"If you please, if you please." Nikolai Petrovitch turned to Bazarov.
"Before supper," he said, "would you care to go to your room?"
"I thank you, no. But please have my trunk conveyed thither, and also this wrap." And Bazarov divested himself of his cloak.
"Certainly. Prokofitch, take the gentleman's cloak."
The old butler received the garment gingerly, held it well away from him with both hands, and left the room on tiptoe.
"And you, Arkady?" continued Nikolai Petrovitch. "Do you not wish to go to your room?"
"Yes; for a wash I should be thankful," was Arkady's reply as he moved towards the door. At that moment it opened to admit a man of medium height who was dressed in a dark English suit, a fashionably low collar, and a pair of patent leather boots. This was Paul Petrovitch Kirsanov. Although forty-five, he had close-cropped grey hair of the sheen of new silver, and his sallow, unwrinkled face was as clear-cut and regular of outline as though carved with a light, fine chisel. Still retaining traces of remarkable comeliness, his bright, black, oblong eyes had a peculiar attraction, and his every well-bred, refined feature showed that symmetry of youth, that air of superiority to the rest of the world which usually disappears when once the twenties have been passed.

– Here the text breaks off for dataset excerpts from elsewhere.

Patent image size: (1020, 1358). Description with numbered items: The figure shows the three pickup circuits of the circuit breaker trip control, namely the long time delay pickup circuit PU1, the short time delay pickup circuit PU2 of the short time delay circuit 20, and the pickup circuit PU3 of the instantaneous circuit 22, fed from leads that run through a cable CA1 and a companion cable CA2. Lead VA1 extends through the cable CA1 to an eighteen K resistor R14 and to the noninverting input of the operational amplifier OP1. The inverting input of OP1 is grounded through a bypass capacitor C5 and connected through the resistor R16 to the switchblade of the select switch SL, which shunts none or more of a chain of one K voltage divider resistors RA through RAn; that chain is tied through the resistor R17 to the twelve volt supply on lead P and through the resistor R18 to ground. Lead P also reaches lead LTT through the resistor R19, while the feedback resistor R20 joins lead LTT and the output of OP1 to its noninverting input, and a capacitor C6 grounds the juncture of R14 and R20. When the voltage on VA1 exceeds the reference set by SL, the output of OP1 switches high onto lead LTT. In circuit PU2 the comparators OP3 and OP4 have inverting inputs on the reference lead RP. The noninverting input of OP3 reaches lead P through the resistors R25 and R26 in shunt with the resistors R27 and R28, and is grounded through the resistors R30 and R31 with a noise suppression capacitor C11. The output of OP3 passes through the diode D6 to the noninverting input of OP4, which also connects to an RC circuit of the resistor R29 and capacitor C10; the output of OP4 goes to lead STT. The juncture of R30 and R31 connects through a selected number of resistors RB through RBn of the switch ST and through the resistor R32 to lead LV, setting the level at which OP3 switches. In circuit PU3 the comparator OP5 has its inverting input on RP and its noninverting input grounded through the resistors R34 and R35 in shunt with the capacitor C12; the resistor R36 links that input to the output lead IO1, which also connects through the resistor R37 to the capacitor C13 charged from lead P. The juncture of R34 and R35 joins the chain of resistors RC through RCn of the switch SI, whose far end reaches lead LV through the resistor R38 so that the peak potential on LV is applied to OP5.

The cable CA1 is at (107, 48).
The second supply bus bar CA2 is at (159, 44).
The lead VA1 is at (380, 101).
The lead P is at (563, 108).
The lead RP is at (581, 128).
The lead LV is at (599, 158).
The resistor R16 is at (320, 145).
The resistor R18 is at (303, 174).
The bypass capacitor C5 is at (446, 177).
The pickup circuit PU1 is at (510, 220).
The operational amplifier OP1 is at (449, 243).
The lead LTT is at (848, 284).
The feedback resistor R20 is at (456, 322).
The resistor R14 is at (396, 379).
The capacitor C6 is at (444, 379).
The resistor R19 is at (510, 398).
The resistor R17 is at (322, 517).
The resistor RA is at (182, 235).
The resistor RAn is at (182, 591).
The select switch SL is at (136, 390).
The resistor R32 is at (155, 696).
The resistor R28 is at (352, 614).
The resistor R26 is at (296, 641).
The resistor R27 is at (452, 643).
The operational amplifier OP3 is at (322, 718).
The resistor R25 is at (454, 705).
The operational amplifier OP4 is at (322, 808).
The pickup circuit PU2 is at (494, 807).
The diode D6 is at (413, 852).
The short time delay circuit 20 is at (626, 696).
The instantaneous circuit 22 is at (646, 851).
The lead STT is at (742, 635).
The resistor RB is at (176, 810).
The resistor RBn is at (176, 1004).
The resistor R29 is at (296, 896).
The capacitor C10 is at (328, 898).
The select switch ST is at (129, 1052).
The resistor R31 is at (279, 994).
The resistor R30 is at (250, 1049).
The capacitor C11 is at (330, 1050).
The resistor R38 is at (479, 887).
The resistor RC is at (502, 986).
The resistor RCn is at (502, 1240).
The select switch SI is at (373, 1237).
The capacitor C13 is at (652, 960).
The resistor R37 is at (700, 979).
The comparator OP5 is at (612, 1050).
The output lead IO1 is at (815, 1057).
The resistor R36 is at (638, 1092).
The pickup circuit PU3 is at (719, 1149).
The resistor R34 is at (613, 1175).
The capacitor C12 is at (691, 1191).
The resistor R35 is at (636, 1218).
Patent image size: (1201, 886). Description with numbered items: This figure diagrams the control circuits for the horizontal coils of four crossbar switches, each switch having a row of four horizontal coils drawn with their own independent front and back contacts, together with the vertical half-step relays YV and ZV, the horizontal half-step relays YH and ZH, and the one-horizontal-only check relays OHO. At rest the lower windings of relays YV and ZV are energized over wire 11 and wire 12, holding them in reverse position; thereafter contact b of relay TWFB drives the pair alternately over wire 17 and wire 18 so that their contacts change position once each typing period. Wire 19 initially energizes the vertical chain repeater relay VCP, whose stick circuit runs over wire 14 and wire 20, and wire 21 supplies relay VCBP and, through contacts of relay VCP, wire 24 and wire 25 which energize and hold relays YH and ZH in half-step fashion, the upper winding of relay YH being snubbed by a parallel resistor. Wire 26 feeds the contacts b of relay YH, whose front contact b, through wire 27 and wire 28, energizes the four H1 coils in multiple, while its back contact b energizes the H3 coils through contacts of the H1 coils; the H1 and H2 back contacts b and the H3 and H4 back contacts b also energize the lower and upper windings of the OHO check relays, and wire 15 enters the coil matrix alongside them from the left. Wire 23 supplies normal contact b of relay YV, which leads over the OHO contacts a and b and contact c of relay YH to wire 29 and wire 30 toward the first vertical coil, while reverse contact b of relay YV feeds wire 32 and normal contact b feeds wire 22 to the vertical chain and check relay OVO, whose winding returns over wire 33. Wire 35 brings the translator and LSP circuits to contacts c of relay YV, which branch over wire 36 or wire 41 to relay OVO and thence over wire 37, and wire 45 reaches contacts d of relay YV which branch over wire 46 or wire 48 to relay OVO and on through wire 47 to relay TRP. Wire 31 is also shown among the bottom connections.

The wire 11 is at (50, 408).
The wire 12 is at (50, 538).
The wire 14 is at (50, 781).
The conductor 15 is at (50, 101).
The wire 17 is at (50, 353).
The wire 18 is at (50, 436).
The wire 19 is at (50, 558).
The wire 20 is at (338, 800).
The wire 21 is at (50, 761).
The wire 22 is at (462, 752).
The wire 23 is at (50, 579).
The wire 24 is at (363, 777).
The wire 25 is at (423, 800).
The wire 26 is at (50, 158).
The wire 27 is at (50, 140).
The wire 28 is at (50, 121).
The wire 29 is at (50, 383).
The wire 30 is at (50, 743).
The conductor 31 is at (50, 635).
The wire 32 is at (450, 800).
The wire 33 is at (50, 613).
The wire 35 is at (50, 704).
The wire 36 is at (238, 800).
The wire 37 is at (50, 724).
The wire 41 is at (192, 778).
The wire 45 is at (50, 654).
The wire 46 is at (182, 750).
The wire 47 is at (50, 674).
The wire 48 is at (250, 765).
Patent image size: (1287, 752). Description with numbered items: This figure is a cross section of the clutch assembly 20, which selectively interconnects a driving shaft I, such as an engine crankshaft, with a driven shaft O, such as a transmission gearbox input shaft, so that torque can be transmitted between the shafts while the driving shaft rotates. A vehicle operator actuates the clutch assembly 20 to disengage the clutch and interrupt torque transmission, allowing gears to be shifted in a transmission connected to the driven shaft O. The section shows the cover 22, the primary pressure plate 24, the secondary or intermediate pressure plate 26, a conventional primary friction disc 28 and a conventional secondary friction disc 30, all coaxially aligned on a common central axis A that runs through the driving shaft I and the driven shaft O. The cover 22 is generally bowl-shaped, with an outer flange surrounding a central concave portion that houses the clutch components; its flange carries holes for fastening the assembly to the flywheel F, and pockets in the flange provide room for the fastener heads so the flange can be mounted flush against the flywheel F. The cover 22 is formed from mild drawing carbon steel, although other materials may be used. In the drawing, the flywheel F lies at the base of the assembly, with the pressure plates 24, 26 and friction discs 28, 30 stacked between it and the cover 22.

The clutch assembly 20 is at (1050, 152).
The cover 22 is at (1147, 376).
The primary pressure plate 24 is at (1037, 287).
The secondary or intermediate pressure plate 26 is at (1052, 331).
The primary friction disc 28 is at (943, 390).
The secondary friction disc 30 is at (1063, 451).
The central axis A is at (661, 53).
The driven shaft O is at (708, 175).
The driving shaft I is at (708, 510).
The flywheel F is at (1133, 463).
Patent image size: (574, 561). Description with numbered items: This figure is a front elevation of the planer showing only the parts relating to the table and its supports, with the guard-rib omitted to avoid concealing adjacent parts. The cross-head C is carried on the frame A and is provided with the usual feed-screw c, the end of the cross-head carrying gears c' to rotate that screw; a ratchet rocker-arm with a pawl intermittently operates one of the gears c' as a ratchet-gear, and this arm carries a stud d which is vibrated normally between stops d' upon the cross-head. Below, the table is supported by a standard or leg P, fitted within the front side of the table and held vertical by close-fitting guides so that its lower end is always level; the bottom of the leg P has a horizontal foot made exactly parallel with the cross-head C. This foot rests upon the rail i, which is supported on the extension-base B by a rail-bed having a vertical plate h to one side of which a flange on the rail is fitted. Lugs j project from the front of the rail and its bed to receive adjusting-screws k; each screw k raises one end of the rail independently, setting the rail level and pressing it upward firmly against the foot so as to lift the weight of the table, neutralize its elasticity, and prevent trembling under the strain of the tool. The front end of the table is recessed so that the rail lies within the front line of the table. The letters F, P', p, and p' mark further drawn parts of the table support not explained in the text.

Drawing from his trouser pocket a slender hand the long, pink nails of which looked all the slenderer for the snowy whiteness of the superimposed cuff and large opal sleeve-link, he offered it to his nephew; after which, this prefatory European "handshake" over, he thrice kissed Arkady in the Russian fashion—that is to say, touched his nephew's cheek with his perfumed moustache, and murmured: "I congratulate you."
Next Nikolai Petrovitch presented to him Bazarov. Inclining his supple figure with a faint smile, Paul Petrovitch this time did not offer his hand. On the contrary, he replaced it in his pocket.
"I was beginning to think that you never meant to arrive," he said with an amiable hoist of his shoulders and a display of some beautiful white teeth. "What happened to you?"